If Remy’s older siblings provided tutelage and inspiration during her formative playing years, playing with her younger sister Phoebe would help ignite her competitive fire.

Just one year apart in age, the girls made a splash in their three high school seasons together. They each added a League MVP award and four All-League selections to their large collection of accolades.

Despite covering different positions, the pair forged a unique familiarity in the pool.

“We would always try to set up each other,” Phoebe says. “We’ve been playing together for so long that I’d always know where (Remy) would be.”

The same connection that made the sisters such perfect complements during matches also helped drive their friendly but intense rivalry.

“I remember (us) playing on counter-attacks during practice,” Remy says. “Sometimes the play would already have been over, but me and her were still trying cut each other off.

“Our teammates thought it was hilarious, and our coach was glad that we were being so aggressive. We just felt like we kind of had to prove ourselves.”

The competition was put on hold for a few years, with Remy in Berkeley and Phoebe opting to play for Princeton, where the youngest Champion climbed to seventh on the all-time scoring list in just three years.
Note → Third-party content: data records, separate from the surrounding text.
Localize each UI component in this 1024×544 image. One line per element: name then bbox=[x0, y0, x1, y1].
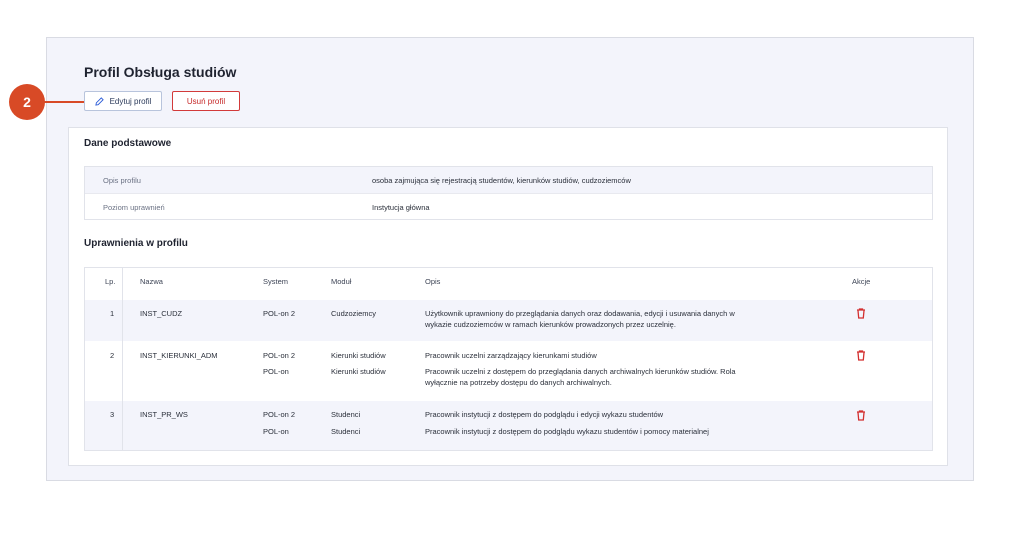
row-module: Cudzoziemcy bbox=[331, 309, 377, 318]
header-actions: Akcje bbox=[852, 277, 871, 286]
pencil-icon bbox=[94, 96, 104, 106]
permissions-title: Uprawnienia w profilu bbox=[84, 238, 188, 249]
delete-profile-label: Usuń profil bbox=[186, 96, 226, 106]
row-desc: wykazie cudzoziemców w ramach kierunków … bbox=[425, 320, 676, 329]
row-system: POL-on 2 bbox=[263, 309, 296, 318]
info-row: Opis profilu osoba zajmująca się rejestr… bbox=[85, 167, 932, 193]
row-system: POL-on bbox=[263, 367, 289, 376]
row-name: INST_PR_WS bbox=[140, 410, 188, 419]
callout-line bbox=[44, 100, 84, 103]
row-system: POL-on 2 bbox=[263, 410, 296, 419]
header-module: Moduł bbox=[331, 277, 352, 286]
info-label: Opis profilu bbox=[103, 175, 141, 185]
row-desc: Użytkownik uprawniony do przeglądania da… bbox=[425, 309, 735, 318]
info-row: Poziom uprawnień Instytucja główna bbox=[85, 193, 932, 220]
row-desc: Pracownik uczelni z dostępem do przegląd… bbox=[425, 367, 736, 376]
row-desc: Pracownik uczelni zarządzający kierunkam… bbox=[425, 351, 597, 360]
trash-icon[interactable] bbox=[856, 410, 866, 421]
row-module: Studenci bbox=[331, 427, 361, 436]
trash-icon[interactable] bbox=[856, 350, 866, 361]
row-name: INST_CUDZ bbox=[140, 309, 183, 318]
info-value: Instytucja główna bbox=[372, 202, 430, 212]
row-lp: 3 bbox=[110, 410, 115, 419]
row-lp: 1 bbox=[110, 309, 115, 318]
row-desc: Pracownik instytucji z dostępem do podgl… bbox=[425, 410, 664, 419]
trash-icon[interactable] bbox=[856, 308, 866, 319]
row-name: INST_KIERUNKI_ADM bbox=[140, 351, 218, 360]
row-desc: wyłącznie na potrzeby dostępu do danych … bbox=[425, 378, 612, 387]
row-desc: Pracownik instytucji z dostępem do podgl… bbox=[425, 427, 709, 436]
header-name: Nazwa bbox=[140, 277, 163, 286]
edit-profile-label: Edytuj profil bbox=[109, 96, 152, 106]
row-module: Kierunki studiów bbox=[331, 367, 386, 376]
table-row: 1 INST_CUDZ POL-on 2 Cudzoziemcy Użytkow… bbox=[85, 300, 932, 341]
header-system: System bbox=[263, 277, 289, 286]
permissions-table: Lp. Nazwa System Moduł Opis Akcje 1 INST… bbox=[84, 267, 933, 451]
step-badge: 2 bbox=[9, 84, 45, 120]
basic-data-table: Opis profilu osoba zajmująca się rejestr… bbox=[84, 166, 933, 220]
table-row: 3 INST_PR_WS POL-on 2 Studenci Pracownik… bbox=[85, 401, 932, 450]
row-module: Studenci bbox=[331, 410, 361, 419]
header-desc: Opis bbox=[425, 277, 441, 286]
header-lp: Lp. bbox=[105, 277, 116, 286]
row-system: POL-on 2 bbox=[263, 351, 296, 360]
row-module: Kierunki studiów bbox=[331, 351, 386, 360]
edit-profile-button[interactable]: Edytuj profil bbox=[84, 91, 162, 111]
info-label: Poziom uprawnień bbox=[103, 202, 165, 212]
row-lp: 2 bbox=[110, 351, 115, 360]
page-title: Profil Obsługa studiów bbox=[84, 64, 237, 80]
basic-data-title: Dane podstawowe bbox=[84, 138, 172, 149]
table-row: 2 INST_KIERUNKI_ADM POL-on 2 Kierunki st… bbox=[85, 341, 932, 401]
delete-profile-button[interactable]: Usuń profil bbox=[172, 91, 240, 111]
row-system: POL-on bbox=[263, 427, 289, 436]
column-separator bbox=[122, 268, 123, 450]
info-value: osoba zajmująca się rejestracją studentó… bbox=[372, 175, 631, 185]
Earlier this month in San Diego, their rivalry was renewed when Cal took on the Tigers at the Aztec Invitational. Remy smirks as she talks about getting better of her sister in their first collegiate matchup.

“It was really fun to play Phoebe since we ended up guarding each other a little bit more than expected,” Remy says. “She definitely tried to post me up in set and counter me, but I shut her down.”

Meanwhile, Phoebe brags about having beaten Remy in a sprint for the ball that afternoon, throwing in a playful “Take that!” at the end.

“It’s always a healthy rivalry, though, and it really raised our level of competition,” says Phoebe.

She still considers her older sister to be one of the hardest-working athlete she knows. An athlete whose family shaped her game and her undying competitive instinct-the kind of instinct that leaves Remy unsatisfied with a 6-0 halftime advantage.

“It should have been at least 8-0,” she says.

Would you expect anything else from a Champion?